IMHO, Americans with ultra high net worth works better and is less scary to the middle class.
ymmv.
Uberwealthy?
The L-Curve: Income Distribution of the U.S.
http://www.youtube.com/watch?v=woIkIph5xcU
3 minutes and 39 seconds that’ll blow your mind
mind blown.
you should put that up in a diary so others see it.
Actually I did a variation on one of my blogs
If I can figure how to put it together with a story, I’ll do a diary sometime … or I’ll just cross post that one
No. Just a whole lot more sophisticated in their crookedness.
“WE” aren’t; it those who hold political office that are becuae their source of funding for their jobs depends on the ‘super rich’.
We are not afraid our politicians are we voted Obama in to fix this he betrayed us and now them Dems are in trouble.
Your next question should be what are we going to do about it.
The banks are still gambling on the same games that made them need a bailout. Its only a matter of time until they lose again we will have another chance then to set things right.

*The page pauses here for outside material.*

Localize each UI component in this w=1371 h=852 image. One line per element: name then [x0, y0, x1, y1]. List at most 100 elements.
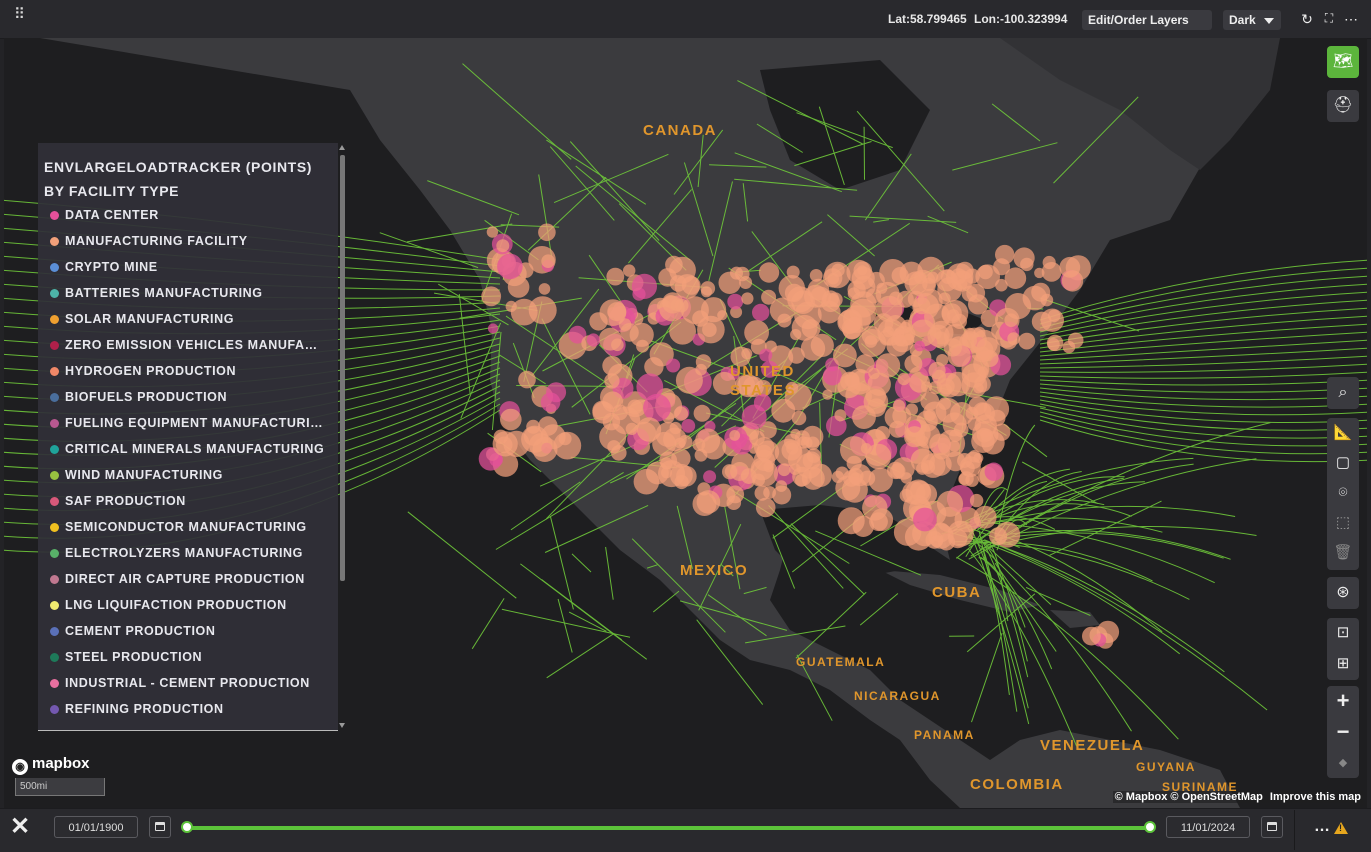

If we fail the Tea Baggers will blame the brown exile them and have us all singing Nazi Party slogans substitute Mexican for Jew.

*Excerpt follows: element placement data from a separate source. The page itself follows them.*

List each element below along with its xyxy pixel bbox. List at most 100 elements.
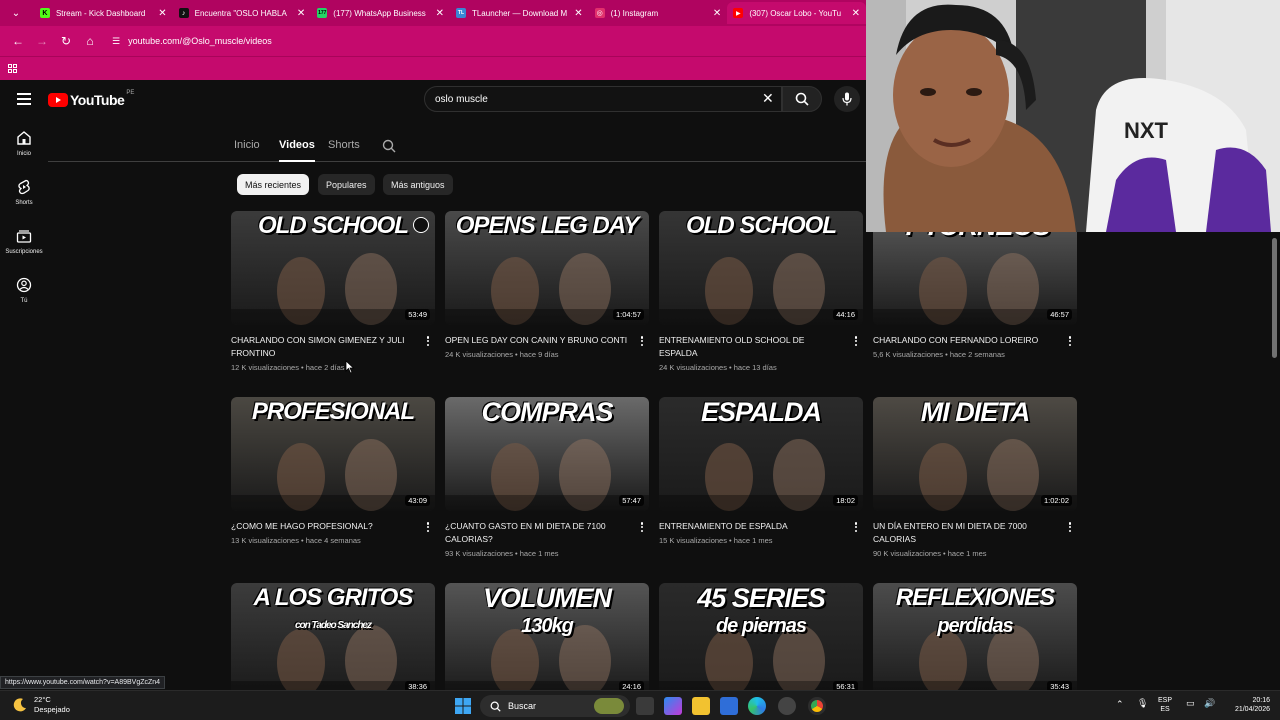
video-card[interactable]: A LOS GRITOS con Tadeo Sanchez 38:36 [231,583,435,697]
reload-icon[interactable]: ↻ [56,31,76,51]
volume-icon[interactable]: 🔊 [1204,699,1215,708]
clock[interactable]: 20:16 21/04/2026 [1224,696,1270,714]
tab-search-chevron-icon[interactable]: ⌄ [8,5,24,21]
more-actions-icon[interactable] [1065,520,1075,534]
site-info-icon[interactable]: ☰ [112,36,120,47]
video-card[interactable]: MI DIETA 1:02:02 UN DÍA ENTERO EN MI DIETA… [873,397,1077,558]
webcam-overlay: NXT [866,0,1280,232]
video-card[interactable]: PROFESIONAL 43:09 ¿COMO ME HAGO PROFESIONA… [231,397,435,545]
tab-videos[interactable]: Videos [279,139,315,162]
back-arrow-icon[interactable]: ← [8,31,28,51]
video-title[interactable]: CHARLANDO CON SIMON GIMENEZ Y JULI FRONT… [231,334,435,360]
file-explorer-icon[interactable] [692,697,710,715]
video-card[interactable]: VOLUMEN 130kg 24:16 [445,583,649,697]
video-thumbnail[interactable]: OPENS LEG DAY 1:04:57 [445,211,649,325]
bookmarks-bar [0,56,866,80]
rail-item-inicio[interactable]: Inicio [0,130,48,174]
apps-grid-icon[interactable] [8,64,17,73]
video-thumbnail[interactable]: OLD SCHOOL 44:16 [659,211,863,325]
more-actions-icon[interactable] [637,334,647,348]
video-card[interactable]: OPENS LEG DAY 1:04:57 OPEN LEG DAY con CAN… [445,211,649,359]
video-title[interactable]: CHARLANDO CON FERNANDO LOREIRO [873,334,1077,347]
video-card[interactable]: REFLEXIONES perdidas 35:43 [873,583,1077,697]
video-card[interactable]: OLD SCHOOL 53:49 CHARLANDO CON SIMON GIMEN… [231,211,435,372]
close-tab-icon[interactable]: ✕ [574,8,582,19]
tab-instagram[interactable]: ◎ (1) Instagram ✕ [589,2,728,24]
moon-icon [13,698,26,712]
instagram-favicon-icon: ◎ [594,8,605,18]
rail-item-suscripciones[interactable]: Suscripciones [0,228,48,272]
scrollbar-thumb[interactable] [1272,238,1277,358]
edge-icon[interactable] [748,697,766,715]
more-actions-icon[interactable] [637,520,647,534]
microsoft-store-icon[interactable] [720,697,738,715]
more-actions-icon[interactable] [423,520,433,534]
more-actions-icon[interactable] [423,334,433,348]
video-card[interactable]: COMPRAS 57:47 ¿CUANTO GASTO EN MI DIETA DE… [445,397,649,558]
video-title[interactable]: OPEN LEG DAY con CANIN y BRUNO CONTI [445,334,649,347]
language-indicator[interactable]: ESP ES [1158,696,1172,714]
channel-search-icon[interactable] [382,139,396,153]
watch-later-clock-icon[interactable] [413,217,429,233]
search-icon [490,701,501,712]
video-title[interactable]: ¿CUANTO GASTO EN MI DIETA DE 7100 CALORI… [445,520,649,546]
video-thumbnail[interactable]: MI DIETA 1:02:02 [873,397,1077,511]
tray-overflow-chevron-icon[interactable]: ⌃ [1116,700,1124,709]
rail-item-shorts[interactable]: Shorts [0,179,48,223]
tab-whatsapp[interactable]: 177 (177) WhatsApp Business ✕ [311,2,450,24]
video-title[interactable]: ENTRENAMIENTO DE ESPALDA [659,520,863,533]
youtube-logo[interactable]: YouTube PE [48,90,134,108]
video-title[interactable]: ENTRENAMIENTO OLD SCHOOL DE ESPALDA [659,334,863,360]
svg-text:NXT: NXT [1124,118,1169,143]
microphone-tray-icon[interactable]: 🎙 [1137,699,1148,708]
video-thumbnail[interactable]: VOLUMEN 130kg 24:16 [445,583,649,697]
rail-item-tu[interactable]: Tú [0,277,48,321]
taskbar-search[interactable]: Buscar [480,695,630,717]
close-tab-icon[interactable]: ✕ [713,8,721,19]
close-tab-icon[interactable]: ✕ [297,8,305,19]
tab-shorts[interactable]: Shorts [328,139,360,151]
tab-tiktok[interactable]: ♪ Encuentra "OSLO HABLA ✕ [173,2,312,24]
video-thumbnail[interactable]: PROFESIONAL 43:09 [231,397,435,511]
chip-mas-recientes[interactable]: Más recientes [237,174,310,195]
close-tab-icon[interactable]: ✕ [158,8,166,19]
clear-search-icon[interactable]: ✕ [762,90,774,106]
video-card[interactable]: OLD SCHOOL 44:16 ENTRENAMIENTO OLD SCHOOL … [659,211,863,372]
network-icon[interactable]: ▭ [1186,699,1195,708]
video-thumbnail[interactable]: ESPALDA 18:02 [659,397,863,511]
copilot-icon[interactable] [664,697,682,715]
video-thumbnail[interactable]: 45 SERIES de piernas 56:31 [659,583,863,697]
chip-mas-antiguos[interactable]: Más antiguos [383,174,453,195]
video-card[interactable]: ESPALDA 18:02 ENTRENAMIENTO DE ESPALDA 15 K… [659,397,863,545]
video-thumbnail[interactable]: OLD SCHOOL 53:49 [231,211,435,325]
chrome-icon[interactable] [808,697,826,715]
more-actions-icon[interactable] [1065,334,1075,348]
video-title[interactable]: ¿COMO ME HAGO PROFESIONAL? [231,520,435,533]
weather-widget[interactable]: 22°C Despejado [12,695,70,715]
video-title[interactable]: UN DÍA ENTERO EN MI DIETA DE 7000 CALORI… [873,520,1077,546]
tab-youtube-active[interactable]: ▶ (307) Oscar Lobo - YouTu ✕ [727,2,866,24]
more-actions-icon[interactable] [851,520,861,534]
windows-start-icon[interactable] [454,697,472,715]
chip-populares[interactable]: Populares [318,174,375,195]
search-input[interactable]: oslo muscle [424,86,782,112]
home-icon[interactable]: ⌂ [80,31,100,51]
video-thumbnail[interactable]: COMPRAS 57:47 [445,397,649,511]
tab-kick-dashboard[interactable]: K Stream - Kick Dashboard ✕ [34,2,173,24]
video-thumbnail[interactable]: A LOS GRITOS con Tadeo Sanchez 38:36 [231,583,435,697]
search-button[interactable] [782,86,822,112]
address-bar[interactable]: ☰ youtube.com/@Oslo_muscle/videos [112,36,272,47]
forward-arrow-icon[interactable]: → [32,31,52,51]
video-thumbnail[interactable]: REFLEXIONES perdidas 35:43 [873,583,1077,697]
voice-search-button[interactable] [834,86,860,112]
close-tab-icon[interactable]: ✕ [852,8,860,19]
settings-gear-icon[interactable] [778,697,796,715]
tab-inicio[interactable]: Inicio [234,139,260,151]
more-actions-icon[interactable] [851,334,861,348]
tab-tlauncher[interactable]: TL TLauncher — Download M ✕ [450,2,589,24]
video-card[interactable]: 45 SERIES de piernas 56:31 [659,583,863,697]
task-view-icon[interactable] [636,697,654,715]
close-tab-icon[interactable]: ✕ [436,8,444,19]
hamburger-menu-icon[interactable] [17,93,31,105]
video-card[interactable]: Y TORNEOS46:57CHARLANDO CON FERNANDO LOR… [873,211,1077,359]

We need a ten, 20% ? tax on the Total Assets of the rich. Use those assets to secure the banks funny assets they have as *cough* reserves then swap these real assets for T-bills.
Use the cash to retire a big chunk of our National debt thus lowering future interest on our debt freeing up more money later on. Plus it would strengthen the Dollar. How much would 10, 20% of the total assets of the richest 10% of the people, corporations, tax free trust funds etc raise? How much would that cut our National Debt? How much would the Dollar rise in value then?
The government should choose what Assets it wants and choose how to value them not the Debt rating agencies or big accounting firms.
Assets the government takes should be the most convertible to cash Cash, Gold, Stocks etc I am open to ideas about what is most convertible.
Think of the benefits to the stockmarket if a stable buy and hold trader the government suddenly owned a big chunk of the market. There would be less panic selling because the government can wait out Crisis.
Then we just declare victory go home from both wars and use the war cash to invest in America. If the rich decide to go Gault we put up tariffs on foreign goods let the rich move their remaining cash outside of America to invest in countries that are suddenly locked out of our market.
Plus we go after off shore tax havens I suggest we send in the Marines if they don’t open their records to us and put in place trade blockades and a travel ban.
If I was running a small town hit by a bank pump&dump forclosure wave I’d massively crank up the property taxes and at the same time I’d hire all the local owner-occupier’s to do a little part time consulting work for the town. The consulting work would happened to match thier property tax increase.
Net result, the banks pay thru the nose for every home they forclose on while owner-occupiers experience no net tax increase.